What do wine industry and early childhood education workers have in common?
Written by: Ned K. on 11 August 2024
(Above: Winery workers in the Barossa take action. Source UWU facebook page)
Wine industry workers employed by Pernod Ricard in the Barossa Valley last week escalated industrial action to strike action. They are using the limited rights of workers to take "protected industrial action" during a bargaining period for a new Enterprise Agreement. Their key demands are for above inflation rate pay increases and a three-year Enterprise Agreement.
In the previous Enterprise Agreement workers accepted wage increases below the inflation rate. Cost of living pressures on wine industry workers are no different from those experienced by any other worker and in their view, Pernod Ricard is a French owned multinational corporation whose profits go into the hundreds of millions of dollars.
Pernod Ricard want a one-year Agreement so that the sell off of their wineries in the Barossa Valley to Accolade will make it easier for Accolade to force through changes they want to workers’ conditions when they become the workers' employer. Accolade has been owned by the Carlyle Group, an American private equity company, since 2018.
So, the strike by wine industry workers is also very much about job security of conditions they have won over many years of previous struggles.
The workers have a lot of community support in the Barossa Valley. They also are well organized on the job with good networks of leaders in the wineries, enabling them to make collective decisions on when to intensify their "protected actions" in a way that keeps pressure on the employer to agree to their key demands.
At the same time as wine industry workers took strike action against multinational Pernod Ricard, the Albanese Government finally announced that Early Childhood Education workers would have their wages increased by 15%. Labor had dragged its heels in showing their hand on funding wage increases for Early Childhood sector workers, with this procrastination extending back to the days of Rudd and Gillard Governments.
The 15% increase will be split into a 10% increase from December 2024 and another 5% increase from December 2025. The increases, funded by the federal government, are conditional on Early Childhood Education Centres increasing fees paid by parents to a maximum of 4.4% over the next year.
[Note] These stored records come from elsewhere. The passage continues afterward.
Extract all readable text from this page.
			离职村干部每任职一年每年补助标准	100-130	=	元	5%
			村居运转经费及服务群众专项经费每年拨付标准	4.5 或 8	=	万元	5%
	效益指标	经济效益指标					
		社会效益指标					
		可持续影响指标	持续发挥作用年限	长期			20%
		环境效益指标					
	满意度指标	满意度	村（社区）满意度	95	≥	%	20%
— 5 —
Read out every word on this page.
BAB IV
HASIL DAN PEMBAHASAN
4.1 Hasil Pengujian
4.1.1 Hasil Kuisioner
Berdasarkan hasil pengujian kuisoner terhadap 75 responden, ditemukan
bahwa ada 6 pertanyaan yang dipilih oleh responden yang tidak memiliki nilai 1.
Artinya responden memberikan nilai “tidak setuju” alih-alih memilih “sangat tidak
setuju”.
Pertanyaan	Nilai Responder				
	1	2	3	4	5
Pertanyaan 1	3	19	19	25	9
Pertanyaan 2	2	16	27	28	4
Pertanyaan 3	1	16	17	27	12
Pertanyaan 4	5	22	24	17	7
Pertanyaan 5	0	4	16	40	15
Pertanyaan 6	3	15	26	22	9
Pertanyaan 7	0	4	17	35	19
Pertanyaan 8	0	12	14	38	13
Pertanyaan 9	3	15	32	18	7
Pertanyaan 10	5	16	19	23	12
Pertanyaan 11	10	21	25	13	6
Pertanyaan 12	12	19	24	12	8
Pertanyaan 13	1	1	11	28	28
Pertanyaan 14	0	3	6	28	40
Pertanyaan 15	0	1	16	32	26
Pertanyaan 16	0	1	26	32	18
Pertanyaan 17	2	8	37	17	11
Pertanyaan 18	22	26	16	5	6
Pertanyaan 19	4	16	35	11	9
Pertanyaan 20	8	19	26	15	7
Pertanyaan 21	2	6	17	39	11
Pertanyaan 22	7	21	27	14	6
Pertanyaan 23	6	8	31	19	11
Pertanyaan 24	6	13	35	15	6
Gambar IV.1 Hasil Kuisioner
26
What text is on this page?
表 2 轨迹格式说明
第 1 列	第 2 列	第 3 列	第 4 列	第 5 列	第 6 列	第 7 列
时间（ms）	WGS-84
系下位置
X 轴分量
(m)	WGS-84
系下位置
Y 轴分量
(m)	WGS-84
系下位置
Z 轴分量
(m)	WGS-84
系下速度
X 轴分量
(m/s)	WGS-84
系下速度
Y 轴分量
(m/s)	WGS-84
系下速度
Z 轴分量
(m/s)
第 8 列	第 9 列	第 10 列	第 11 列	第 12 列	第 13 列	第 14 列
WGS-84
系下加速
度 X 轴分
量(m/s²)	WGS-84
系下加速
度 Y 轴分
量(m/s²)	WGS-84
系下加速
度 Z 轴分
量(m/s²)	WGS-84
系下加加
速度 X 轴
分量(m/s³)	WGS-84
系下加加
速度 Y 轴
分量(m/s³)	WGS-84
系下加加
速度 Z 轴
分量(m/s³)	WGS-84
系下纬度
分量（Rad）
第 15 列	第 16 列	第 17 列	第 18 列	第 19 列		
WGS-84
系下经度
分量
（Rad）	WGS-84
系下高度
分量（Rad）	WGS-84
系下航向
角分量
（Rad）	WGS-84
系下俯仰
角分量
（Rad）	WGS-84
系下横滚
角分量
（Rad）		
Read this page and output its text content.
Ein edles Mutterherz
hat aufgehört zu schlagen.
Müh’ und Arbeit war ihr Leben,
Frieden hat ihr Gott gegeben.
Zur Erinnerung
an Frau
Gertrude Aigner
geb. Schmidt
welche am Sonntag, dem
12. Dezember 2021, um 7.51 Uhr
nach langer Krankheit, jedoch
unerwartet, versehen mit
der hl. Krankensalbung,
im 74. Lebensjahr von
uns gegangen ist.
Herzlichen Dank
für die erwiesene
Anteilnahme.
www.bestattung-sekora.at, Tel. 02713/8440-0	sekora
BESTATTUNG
The Centre employers will only be provided with increased funding for the wage increases once they complete Fair Work approved enterprise agreements with their workers and their Union.
Why did the Albanese Government make the announcement for a 15% wage increase to these workers at this time?
Early Childhood Education Centres have become essential for the operation of capitalism in Australia. Employers in all industries require both men and women workers, and parents with young children need Centres to be able to both work. Whether two parent or single parent families, workers need to work to survive and keep up with rising living costs.
However, the wages in the sector are so low that turnover of labour is high, and attracting new workers to Early Childhood Education has reached an all-time low.
So, the Albanese Government did the sector's employers a favour by raising wages of the workers.
What the Albanese Government announcement of the 15% wage increase did not say was that the Early Childhood workers had forced major private sector employers in the sector to negotiate a multi-employer Enterprise Agreement with a demand for a 25% wage increase.
Workers elected hundreds of Delegates across Australia to represent them in the negotiations and like the Pernod Ricard Delegates in the wine industry, they and their members were well organized and in a strong enough position to take sector wide strike action ('protected industrial action') if the Government did not announce a substantial funding of wage increases for the sector.
The mainly women workers also knew that the Albanese Government has an election coming up pretty soon. Early Childhood Education workers on the war path at election time would be a headache for any current government.
The actual industrial action by winery workers and the threat of sector wide industrial action by Early Childhood workers show that vastly different sections of the working class relying on the power of the collective are a mighty force.